High-frequency pallidal stimulation eliminates tic-related neuronal activity in a nonhuman primate model of Tourette syndrome.

High-frequency deep brain stimulation targeting the output nucleus of the basal ganglia, the globus pallidus internus, has been suggested as a treatment modality for intractable Tourette syndrome and basal-ganglia-mediated motor tics. Recent studies on the modeling of motor tics induced by focal injections of bicuculline to the striatum, a putative model of Tourette syndrome, have shown that tics induce a widespread modulation within both segments of the globus pallidus. The purpose of this study was to investigate, using the bicuculline-induced Tourette syndrome model, whether and how high-frequency deep brain stimulation targeted to the globus pallidus internus could modulate tic-related activity in the pallidum. The perievent rate changes coinciding with tic expression under the on-stimulation and off-stimulation conditions were examined to determine the effect of high-frequency stimulation on pallidal activity. The results showed that the stimulation blocked tic-related phasic changes in the firing pattern of pallidal cells in parallel with a reduction of the peak amplitude of tic events in the electromyography record. This finding supports the premise that deep brain stimulation targeted to the globus pallidus internus could be a viable treatment option for Tourette syndrome, and the use of pallidal stimulation for motor tics warrants further study.

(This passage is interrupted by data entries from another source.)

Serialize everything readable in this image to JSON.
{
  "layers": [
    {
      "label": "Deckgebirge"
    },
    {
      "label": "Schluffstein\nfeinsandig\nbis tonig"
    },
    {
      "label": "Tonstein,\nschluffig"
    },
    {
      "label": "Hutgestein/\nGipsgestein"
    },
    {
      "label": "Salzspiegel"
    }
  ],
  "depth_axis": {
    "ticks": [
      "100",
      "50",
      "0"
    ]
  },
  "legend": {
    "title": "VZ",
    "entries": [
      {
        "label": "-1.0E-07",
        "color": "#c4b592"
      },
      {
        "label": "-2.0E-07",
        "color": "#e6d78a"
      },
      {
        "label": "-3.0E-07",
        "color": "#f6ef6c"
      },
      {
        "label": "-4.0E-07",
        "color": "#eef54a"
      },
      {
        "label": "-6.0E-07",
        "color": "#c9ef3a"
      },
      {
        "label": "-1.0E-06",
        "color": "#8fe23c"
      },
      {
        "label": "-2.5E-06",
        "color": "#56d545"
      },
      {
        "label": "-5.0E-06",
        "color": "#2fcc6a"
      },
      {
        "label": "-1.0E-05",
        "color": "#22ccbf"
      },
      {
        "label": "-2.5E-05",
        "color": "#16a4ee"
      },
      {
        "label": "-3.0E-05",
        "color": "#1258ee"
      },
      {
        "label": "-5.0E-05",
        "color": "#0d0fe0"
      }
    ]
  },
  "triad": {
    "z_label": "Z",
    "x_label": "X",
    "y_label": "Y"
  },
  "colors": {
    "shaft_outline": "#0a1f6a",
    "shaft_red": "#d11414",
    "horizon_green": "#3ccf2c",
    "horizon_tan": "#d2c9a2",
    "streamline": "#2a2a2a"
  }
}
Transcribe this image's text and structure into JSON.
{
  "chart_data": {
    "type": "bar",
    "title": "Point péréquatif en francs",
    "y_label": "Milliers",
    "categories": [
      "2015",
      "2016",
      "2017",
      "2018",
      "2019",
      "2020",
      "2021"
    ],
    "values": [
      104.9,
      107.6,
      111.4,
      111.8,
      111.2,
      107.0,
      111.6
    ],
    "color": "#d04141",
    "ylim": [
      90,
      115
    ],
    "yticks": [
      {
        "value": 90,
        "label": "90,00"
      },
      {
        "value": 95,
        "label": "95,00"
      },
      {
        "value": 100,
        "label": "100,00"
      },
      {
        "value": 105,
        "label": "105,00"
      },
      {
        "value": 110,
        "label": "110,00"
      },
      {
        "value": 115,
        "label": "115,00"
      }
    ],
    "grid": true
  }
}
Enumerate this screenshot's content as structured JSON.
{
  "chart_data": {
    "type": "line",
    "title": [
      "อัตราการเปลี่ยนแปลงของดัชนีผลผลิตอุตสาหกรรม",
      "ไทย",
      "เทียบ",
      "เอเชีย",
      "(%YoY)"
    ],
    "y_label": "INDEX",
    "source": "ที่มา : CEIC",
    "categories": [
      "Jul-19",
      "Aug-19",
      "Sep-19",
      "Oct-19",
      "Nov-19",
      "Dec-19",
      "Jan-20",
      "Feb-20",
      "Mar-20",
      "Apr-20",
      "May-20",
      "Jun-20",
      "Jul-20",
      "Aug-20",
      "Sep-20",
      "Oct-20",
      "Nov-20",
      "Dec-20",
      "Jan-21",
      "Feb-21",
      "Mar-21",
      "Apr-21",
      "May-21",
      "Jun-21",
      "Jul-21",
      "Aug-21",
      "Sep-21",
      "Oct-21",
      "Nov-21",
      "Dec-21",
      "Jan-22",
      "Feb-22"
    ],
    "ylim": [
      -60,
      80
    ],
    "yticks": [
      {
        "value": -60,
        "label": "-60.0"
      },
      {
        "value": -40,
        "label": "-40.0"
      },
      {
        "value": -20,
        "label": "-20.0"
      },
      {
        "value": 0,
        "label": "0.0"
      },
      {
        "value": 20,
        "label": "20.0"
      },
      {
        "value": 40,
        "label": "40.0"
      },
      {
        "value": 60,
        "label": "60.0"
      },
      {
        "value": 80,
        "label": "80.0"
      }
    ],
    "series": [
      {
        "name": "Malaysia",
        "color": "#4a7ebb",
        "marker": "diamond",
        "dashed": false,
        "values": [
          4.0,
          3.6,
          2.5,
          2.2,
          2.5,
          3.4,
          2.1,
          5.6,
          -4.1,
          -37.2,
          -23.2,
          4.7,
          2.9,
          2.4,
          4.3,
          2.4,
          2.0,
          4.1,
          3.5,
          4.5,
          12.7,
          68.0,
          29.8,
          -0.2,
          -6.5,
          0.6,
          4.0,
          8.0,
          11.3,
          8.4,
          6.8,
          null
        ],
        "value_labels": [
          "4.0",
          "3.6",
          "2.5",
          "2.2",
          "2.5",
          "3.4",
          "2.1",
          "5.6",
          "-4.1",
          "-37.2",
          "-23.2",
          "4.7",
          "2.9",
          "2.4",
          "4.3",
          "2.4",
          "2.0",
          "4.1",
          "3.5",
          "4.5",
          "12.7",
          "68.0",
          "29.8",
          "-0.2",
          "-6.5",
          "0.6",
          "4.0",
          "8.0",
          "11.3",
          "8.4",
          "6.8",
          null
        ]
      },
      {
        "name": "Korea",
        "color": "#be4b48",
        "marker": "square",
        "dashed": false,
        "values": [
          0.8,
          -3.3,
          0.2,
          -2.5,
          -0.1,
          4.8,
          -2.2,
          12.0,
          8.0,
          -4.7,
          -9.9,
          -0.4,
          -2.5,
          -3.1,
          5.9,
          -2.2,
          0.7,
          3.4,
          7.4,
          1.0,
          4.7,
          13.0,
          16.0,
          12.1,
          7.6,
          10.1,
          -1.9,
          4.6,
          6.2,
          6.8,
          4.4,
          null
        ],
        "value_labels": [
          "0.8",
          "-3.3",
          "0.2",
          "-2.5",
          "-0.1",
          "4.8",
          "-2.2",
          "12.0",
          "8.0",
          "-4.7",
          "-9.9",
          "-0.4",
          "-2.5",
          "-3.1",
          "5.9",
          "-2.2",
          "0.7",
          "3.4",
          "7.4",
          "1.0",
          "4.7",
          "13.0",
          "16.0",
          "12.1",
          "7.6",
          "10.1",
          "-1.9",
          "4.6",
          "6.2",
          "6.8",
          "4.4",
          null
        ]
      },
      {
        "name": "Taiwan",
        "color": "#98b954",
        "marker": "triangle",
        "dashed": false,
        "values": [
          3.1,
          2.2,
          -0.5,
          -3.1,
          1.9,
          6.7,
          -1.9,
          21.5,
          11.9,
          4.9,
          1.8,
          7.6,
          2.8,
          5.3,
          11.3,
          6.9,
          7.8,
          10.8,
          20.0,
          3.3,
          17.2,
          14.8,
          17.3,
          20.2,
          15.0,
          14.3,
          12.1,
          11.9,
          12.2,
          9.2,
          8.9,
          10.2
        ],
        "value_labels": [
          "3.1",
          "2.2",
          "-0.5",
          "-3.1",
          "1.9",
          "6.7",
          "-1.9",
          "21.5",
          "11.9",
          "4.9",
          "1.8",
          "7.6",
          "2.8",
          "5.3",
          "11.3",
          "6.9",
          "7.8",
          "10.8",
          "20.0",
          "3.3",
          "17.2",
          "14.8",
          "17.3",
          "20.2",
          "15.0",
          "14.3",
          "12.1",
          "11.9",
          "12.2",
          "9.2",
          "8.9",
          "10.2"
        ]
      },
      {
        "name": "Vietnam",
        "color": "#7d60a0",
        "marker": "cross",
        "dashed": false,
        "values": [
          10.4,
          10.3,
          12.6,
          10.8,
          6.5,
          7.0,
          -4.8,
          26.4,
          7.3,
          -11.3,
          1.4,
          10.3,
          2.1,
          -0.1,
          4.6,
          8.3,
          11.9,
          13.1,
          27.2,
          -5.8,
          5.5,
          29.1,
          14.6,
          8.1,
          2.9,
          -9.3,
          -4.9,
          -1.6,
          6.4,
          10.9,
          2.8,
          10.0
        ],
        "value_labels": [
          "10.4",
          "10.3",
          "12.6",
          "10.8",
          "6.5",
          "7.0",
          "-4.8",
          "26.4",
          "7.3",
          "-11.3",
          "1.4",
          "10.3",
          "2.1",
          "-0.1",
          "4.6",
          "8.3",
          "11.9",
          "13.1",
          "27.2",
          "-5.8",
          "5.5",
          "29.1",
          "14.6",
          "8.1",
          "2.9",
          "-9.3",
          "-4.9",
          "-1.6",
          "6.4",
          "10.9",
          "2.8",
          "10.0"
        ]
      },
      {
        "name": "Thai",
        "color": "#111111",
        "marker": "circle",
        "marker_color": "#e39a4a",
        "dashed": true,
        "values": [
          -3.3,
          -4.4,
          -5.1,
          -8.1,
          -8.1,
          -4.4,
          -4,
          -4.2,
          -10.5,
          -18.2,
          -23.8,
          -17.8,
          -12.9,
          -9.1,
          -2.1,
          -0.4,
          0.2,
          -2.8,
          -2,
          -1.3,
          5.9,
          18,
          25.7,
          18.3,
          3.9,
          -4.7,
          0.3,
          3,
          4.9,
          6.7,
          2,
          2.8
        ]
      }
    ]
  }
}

Deep brain stimulation of the globus pallidus internus in the parkinsonian primate: local entrainment and suppression of low-frequency oscillations.

Competing theories seek to account for the therapeutic effects of high-frequency deep brain stimulation (DBS) of the internal globus pallidus (GPi) for medically intractable Parkinson's disease. To investigate this question, we studied the spontaneous activity of 102 pallidal neurons during GPiDBS in two macaques rendered parkinsonian by administration of MPTP. Stimulation through macroelectrodes in the GPi (> or =200 microA at 150 Hz for 30 s) reduced rigidity in one animal and increased spontaneous movement in both. Novel artifact subtraction methods allowed uninterrupted single-unit recording during stimulation. GPiDBS induced phasic (78% of cells) or sustained (22%) peristimulus changes in firing in both pallidal segments. A subset of cells responded at short latency (<2 ms) in a manner consistent with antidromic driving. Later phasic increases clustered at 3- to 5-ms latency. Stimulation-induced decreases were either phasic, clustered at 1-3 ms, or sustained, showing no peristimulus modulation. Response latency and magnitude often evolved over 30 s of stimulation, but responses were relatively stable by the end of that time. GPiDBS reduced mean firing rates modestly and only in GPi (-6.9 spikes/s). Surprisingly, GPiDBS had no net effect on the prevalence or structure of burst firing. GPiDBS did reduce the prevalence of synchronized low-frequency oscillations. Some cell pairs became synchronized instead at the frequency of stimulation. Suppression of low-frequency oscillations did not require high-frequency synchronization, however, or even the presence of a significant peristimulus response. In summary, the therapeutic effects of GPiDBS may be mediated by an abolition of low-frequency synchronized oscillations as a result of phasic driving.